Ask your inspection people for what they'd prefer.

<Late edit, I mistook the bore for a continuous taper, is the 10 the length of the taper?>






Cheers

Greg Locock


New here? Try reading these, they might help FAQ731-376
 
This is a common method of defining a tapered fit in machine tools. I think you might be misinterpreting the drawing. As I see it the minimum bore diameter is 74.4. The 74.997 indicates the diameter of the tapered surface at a plane 10mm from the outer surface. Obviously the male member will have a matching taper angle. At some point along the male taper it will have a matching diameter of 74.997. I would dimension the male member using that matching point. You dimension its angle anywhere. Then dimension the horizontal distance from a critical reference surface to the point on the taper at which its diameter is 74.997.
 
Reference:
html_98310-21-9a_image001_msvxu3.png
 
You fairly easily know the min and max dimension of the taper, the angle and the tolerance of the bores. The easiest way I see to inspect this is to drop the part on a taper with a dial indicator or indicators and measure that the length of the taper falls within the tolerances.
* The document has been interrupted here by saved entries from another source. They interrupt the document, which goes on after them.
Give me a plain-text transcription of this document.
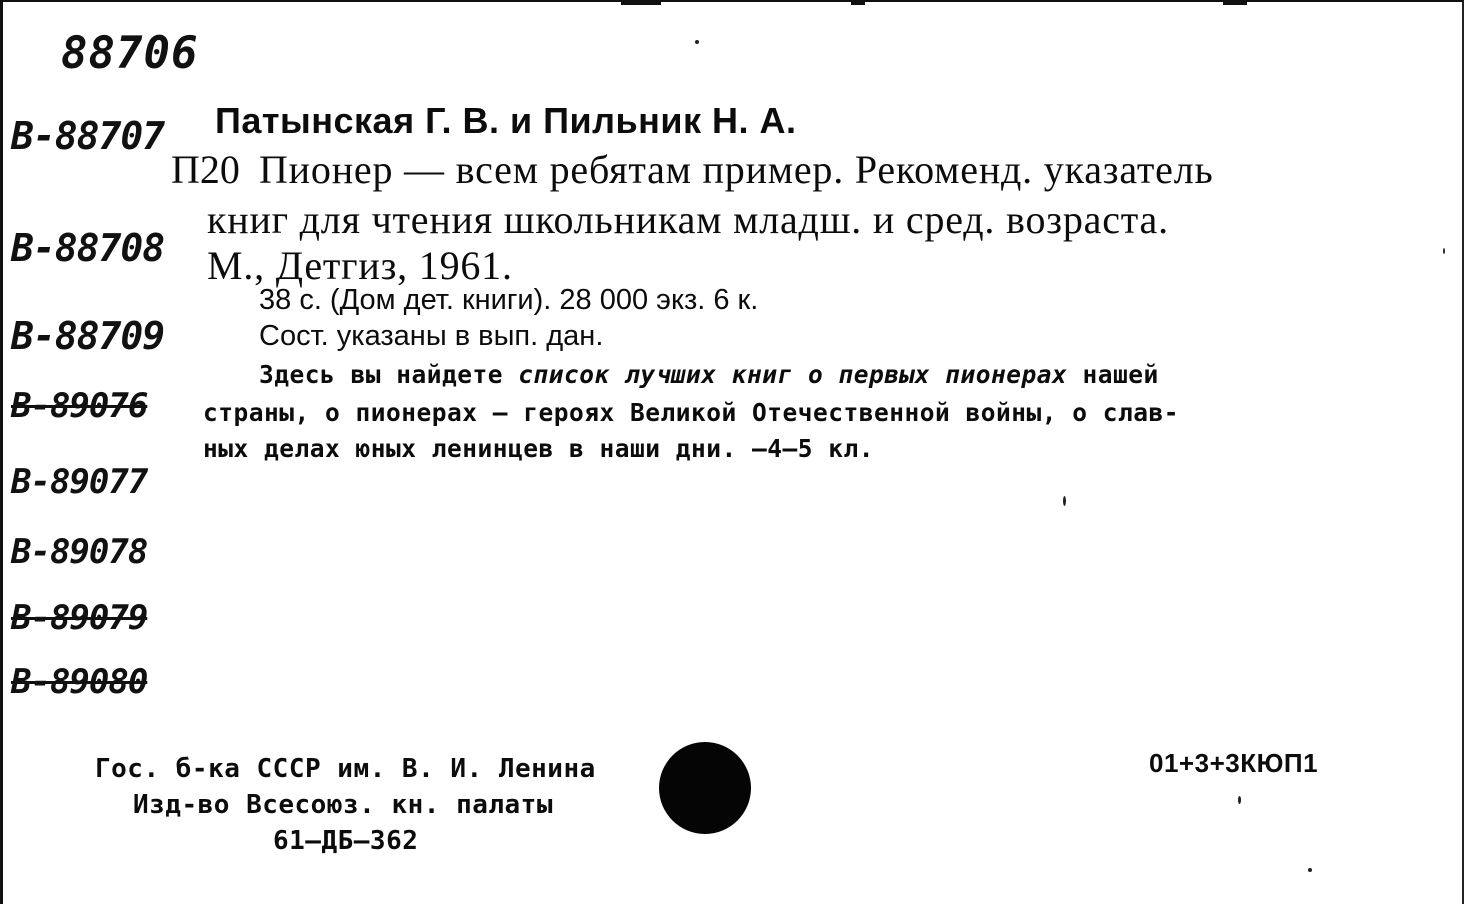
88706
В-88707
В-88708
В-88709
В-89076
В-89077
В-89078
В-89079
В-89080
Патынская Г. В. и Пильник Н. А.
П20 Пионер — всем ребятам пример. Рекоменд. указатель
книг для чтения школьникам младш. и сред. возраста.
М., Детгиз, 1961.
38 с. (Дом дет. книги). 28 000 экз. 6 к.
Сост. указаны в вып. дан.
Здесь вы найдете список лучших книг о первых пионерах нашей
страны, о пионерах — героях Великой Отечественной войны, о слав-
ных делах юных ленинцев в наши дни. —4—5 кл.
Гос. б-ка СССР им. В. И. Ленина
Изд-во Всесоюз. кн. палаты
61—ДБ—362
01+3+3КЮП1
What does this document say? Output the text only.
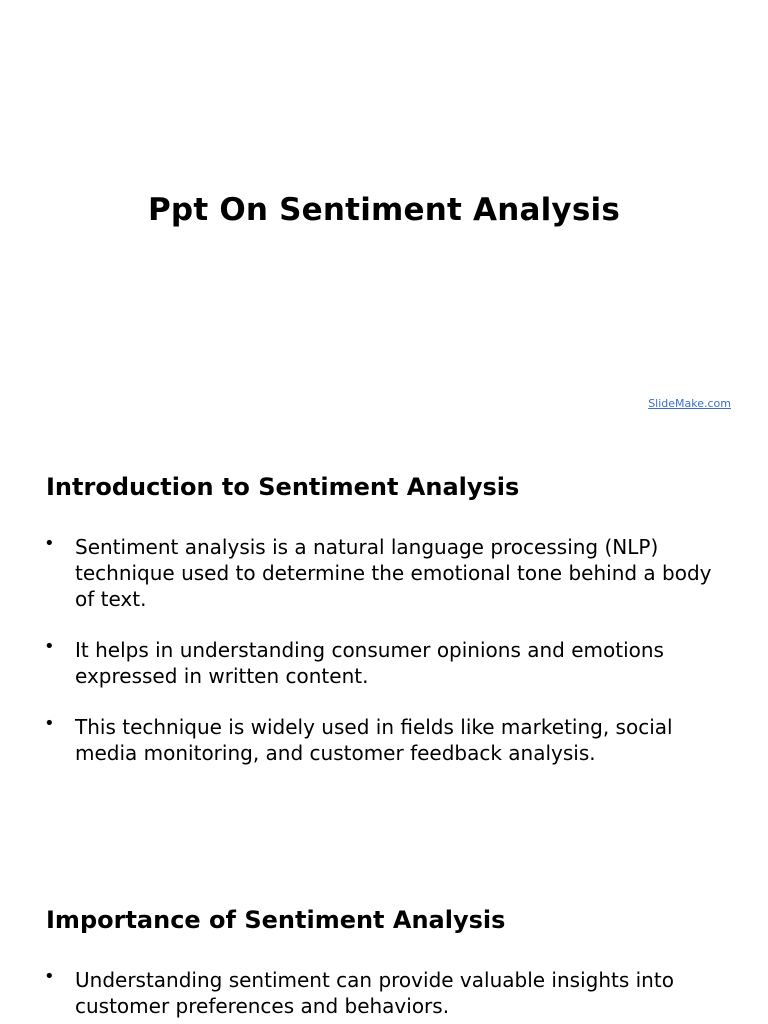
Ppt On Sentiment Analysis
SlideMake.com
Introduction to Sentiment Analysis
• Sentiment analysis is a natural language processing (NLP) technique used to determine the emotional tone behind a body of text.
• It helps in understanding consumer opinions and emotions expressed in written content.
• This technique is widely used in fields like marketing, social media monitoring, and customer feedback analysis.
Importance of Sentiment Analysis
• Understanding sentiment can provide valuable insights into customer preferences and behaviors.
I admit I'm not up on using minutes and seconds for angles on dimensional drawings but I'm old.
 
Another point, and this one is functional, not dimensional. In my experience tapers of that short "aspect ratio" create more problems than solutions. The main purpose of tapers is to insure concentricity and alignment of rotating members. But to do that they have to be long enough to prevent angular variation. Notice all the drawings on line of Morse Tapers. They all show a long tapered member. There's a reason for that.

I have personal experience with the bad results of inexperienced designers thinking they are doing a good thing by including a tapered fit in an assembly of high speed rotating components. But because of space limitations they made the tapers shorter than they should have been. The assemblies involved were large shafts rotating at 1500 rpm with large rotary unions at each end. Those rotary unions mounted on those "short" tapers were very easily misaligned. The result was so much vibration the rotary unions were just blurs. We lived with that situation for years and went through thousands of dollars worth of ruined rotary unions and bearings until somebody identified the cause of the problem (short tapers) and fixed it.
 
Yes I see how the print is describing the part now. I guess because they showed the "gage" line as a solid line I thought that is where the taper terminated, but I see that is not the case. So in your reference picture, does the dimensions "D" to the gage line have a tolerance, or would it just be listed as reference?
 
You're the engineer. You are the one that knows how precise this whole thing should be for the application. You also are the one that has the best understanding of how variations in geometry may affect other factors. Its up to you to specify the tolerance. If you are indeed a newbie I would STRONGLY recommend getting the advice of a gray-haired mentor, or a machinist with a lot of scars from the years. They'll give you good advice.